(121a) Detection and Characterization of Lipid Rafts by Fluorescence Spectroscopy

?Lipid rafts? are the ordered regions of the cell membrane, enriched in cholesterol, sphingolipids, and saturated phospholipids, that are hypothesized to allow a number of cellular processes such as lipid and protein sorting, endocytic transport, protein signaling, and pathogen entry to occur. This work uses fluorescence spectroscopic techniques to detect and estimate the size of lipid rafts in model membrane systems and to study the effect of membrane components, specifically cholesterol and lineactants, on raft formation. The study was initially performed on a simple two-component phospholipid and cholesterol system to allow for comparison to a well established phase diagram before being extended to more complex systems. In this simple 1,2-Dimyristoyl-sn-Glycero-3-Phosphocholine (DMPC)-cholesterol system, membrane heterogeneity was observed at temperatures ranging from 30^oC to 60^oC using two steady-state techniques, polarity-induced spectral shift and Forster Resonance Energy Transfer (FRET). It was found that these two techniques used in tandem provide the most effective characterization of membrane heterogeneity.
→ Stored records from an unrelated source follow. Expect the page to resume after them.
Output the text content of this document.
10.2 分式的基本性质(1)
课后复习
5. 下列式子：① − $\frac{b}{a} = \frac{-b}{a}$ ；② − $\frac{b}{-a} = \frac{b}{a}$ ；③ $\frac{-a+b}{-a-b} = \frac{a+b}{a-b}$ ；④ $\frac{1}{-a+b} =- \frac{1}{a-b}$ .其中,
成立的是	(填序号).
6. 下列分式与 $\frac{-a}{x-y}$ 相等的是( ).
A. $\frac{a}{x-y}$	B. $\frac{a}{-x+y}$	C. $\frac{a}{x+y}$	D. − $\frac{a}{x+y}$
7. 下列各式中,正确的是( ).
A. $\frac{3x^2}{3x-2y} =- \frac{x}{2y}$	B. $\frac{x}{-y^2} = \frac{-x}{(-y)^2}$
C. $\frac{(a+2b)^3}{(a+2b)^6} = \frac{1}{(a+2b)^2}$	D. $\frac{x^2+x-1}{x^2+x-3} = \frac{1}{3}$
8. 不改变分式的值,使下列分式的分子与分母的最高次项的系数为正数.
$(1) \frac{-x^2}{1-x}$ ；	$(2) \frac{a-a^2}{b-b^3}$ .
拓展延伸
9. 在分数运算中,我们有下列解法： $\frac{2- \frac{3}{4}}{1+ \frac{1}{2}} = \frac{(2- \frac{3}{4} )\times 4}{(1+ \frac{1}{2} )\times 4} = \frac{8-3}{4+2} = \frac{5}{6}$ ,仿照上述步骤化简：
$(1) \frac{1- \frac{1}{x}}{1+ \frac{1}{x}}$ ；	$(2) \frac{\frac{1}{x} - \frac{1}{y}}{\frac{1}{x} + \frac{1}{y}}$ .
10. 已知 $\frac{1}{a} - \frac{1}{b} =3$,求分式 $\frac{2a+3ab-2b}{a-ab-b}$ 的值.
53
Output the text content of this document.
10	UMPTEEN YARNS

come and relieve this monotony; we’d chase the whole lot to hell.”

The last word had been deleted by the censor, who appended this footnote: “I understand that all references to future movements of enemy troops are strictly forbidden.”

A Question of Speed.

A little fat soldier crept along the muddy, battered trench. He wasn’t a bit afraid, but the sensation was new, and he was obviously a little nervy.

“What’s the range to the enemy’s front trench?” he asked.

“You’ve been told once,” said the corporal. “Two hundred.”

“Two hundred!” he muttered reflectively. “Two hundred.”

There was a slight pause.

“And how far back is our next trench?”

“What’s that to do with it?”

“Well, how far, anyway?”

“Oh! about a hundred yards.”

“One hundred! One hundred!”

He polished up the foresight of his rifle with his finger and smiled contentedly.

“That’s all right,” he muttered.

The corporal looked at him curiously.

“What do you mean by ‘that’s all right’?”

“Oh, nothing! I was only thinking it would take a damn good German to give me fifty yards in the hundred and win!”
Upon moving to more complex ternary systems, the effect of lineactants on domain size was systematically studied by varying the types of phospholipids present in the membrane. The change in domain size was investigated both qualitatively and quantitatively, leading to insights into the influence of line tension on domain size and presence. Additionally, the effect of cholesterol on the kinetics of raft growth and depletion was determined as cholesterol was added to and removed from the system. In addition to domain size estimation, these fluorescent techniques allow for the study of the functional nature of lipid rafts. For example, the raft-dependent binding of a particular bacterial toxin, Actinobacillus actinomycetemcomitans, to both binary and ternary model membranes was investigated with a FRET assay. Likewise, FRET was used to determine the influence of estrogen on raft size and possible cholesterol crystallization in a study of gallstone pathogenesis.